A própria Câmara é devedora de aluguéis, ré em ação de despejo que a todos nós envergonha. Como pode essa Câmara querer posar de vestal na cassação do prefeito?

Mas, poderiam dizer, há vereadores que não estão sendo acusados de compra de votos ou de receber vencimentos sem trabalhar em postos de saúde. Mas, digo eu, são omissos, coniventes e, no que tange ao pagamento dos aluguéis, totalmente culpados.

Além de, isso é evidente, serem também culpados da contratação fraudulenta do lixo, do transporte coletivo urbano, na inspeção veicular, pois tudo isso passou pela Câmara, foi ali discutido e votado.

O Prefeito não assinou sozinho esses contratos. Mais, ainda: foi o prefeito anterior que “negociou” essas vergonhosas prorrogações de 25 anos para um, 35 anos para outro concessionário. Bernal, a bem da verdade, recebeu o pacote já embrulhado, embora eu não o inocente de ter participado como vereador.

Cassado o prefeito teríamos de prosseguir nesse calvário com Gilmar Olarte, que ninguém sabe a que veio nem por que se qualificou como vice, ou, pior ainda, com o presidente da Câmara, envolvido em compra de votos e vereando sob decisão liminar.

O que me espanta e assusta é que já existem negociatas e arranjos para a hipótese de uma cassação bem sucedida. Secretarias, presidência de órgãos municipais como Agetran e agências de regulação dos serviços municipais. Isso sem falar nos empreiteiros do lixo, do transporte coletivo, da inspeção veicular e de tantos outros setores que já estão mariposeando em volta dos vereadores.

É uma pena que Campo Grande está transitando de uma eleição comprada em tenebrosas transações para uma segunda administração adquirida no balcão dos mercadores da desgraça.

Quantos vereadores serão secretários na “próxima gestão Olarte”? Quais órgãos de imprensa faturarão com a nova administração? Que partes do orçamento serão distribuídas entre os “vencedores”? Quem ficará com a chave do Tesouro?

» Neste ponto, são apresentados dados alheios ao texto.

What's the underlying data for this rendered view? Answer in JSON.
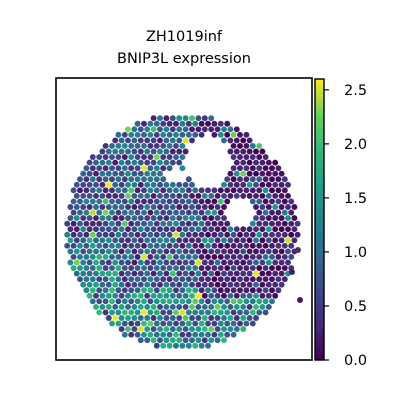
{
  "chart_data": {
    "type": "scatter",
    "title_lines": [
      "ZH1019inf",
      "BNIP3L expression"
    ],
    "xlabel": "",
    "ylabel": "",
    "colorbar": {
      "range": [
        0.0,
        2.6
      ],
      "ticks": [
        0.0,
        0.5,
        1.0,
        1.5,
        2.0,
        2.5
      ],
      "tick_labels": [
        "0.0",
        "0.5",
        "1.0",
        "1.5",
        "2.0",
        "2.5"
      ],
      "colormap": "viridis"
    },
    "grid": false,
    "legend": "none",
    "spatial_layout": "hexagonal spot grid",
    "colors": {
      "viridis_low": "#440154",
      "viridis_mid": "#21918c",
      "viridis_high": "#fde725"
    }
  }
}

Não se iluda, cidadão. É disso que tratam nos corredores públicos.

Saímos de um balcão eleitoral e passamos a um balcão administrativo.

Nem na eleição nem nessa negociata o povo tem participação – ainda bem! – mas, certamente, irá pagar o preço de anos de omissão e descaso com os destinos de sua cidade.

Nós deixamos essa corja assumir o poder. Agora temos de pagar a conta.

O silêncio de Bernal

Uma ou duas semanas antes das eleições, encontrei-me com Bernal em uma banca de frutas, perto da agência que cuidava de sua propaganda. Falamos rapidamente sobre Santa Casa, cuja desapropriação eu lhe havia sugerido em estudo entregue no seu comitê. Estudo que, só para registrar, entreguei a Nelsinho Trad, sem causar a mínima emoção.

Ao abordarmos o pleito que se avizinhava, com as pesquisas sinalizando sua vitória, falamos dos vergonhosos, imorais, indecentes contratos assinados da noite para o dia pelo prefeito Trad, entregando, praticamente, a cidade para concessionários do lixo, da água, dos transportes, da inspeção veicular, por 25, 30, 35 anos, incluindo irresponsáveis prorrogações.

Bernal foi taxativo. Se fosse prefeito, iria rever os contratos.

Não duvido que ele esteja revendo esses e outros contratos. Ainda mais que está assessorado por um experiente advogado, Dr. Luiz Carlos Santini, egresso de um longo período como Desembargador.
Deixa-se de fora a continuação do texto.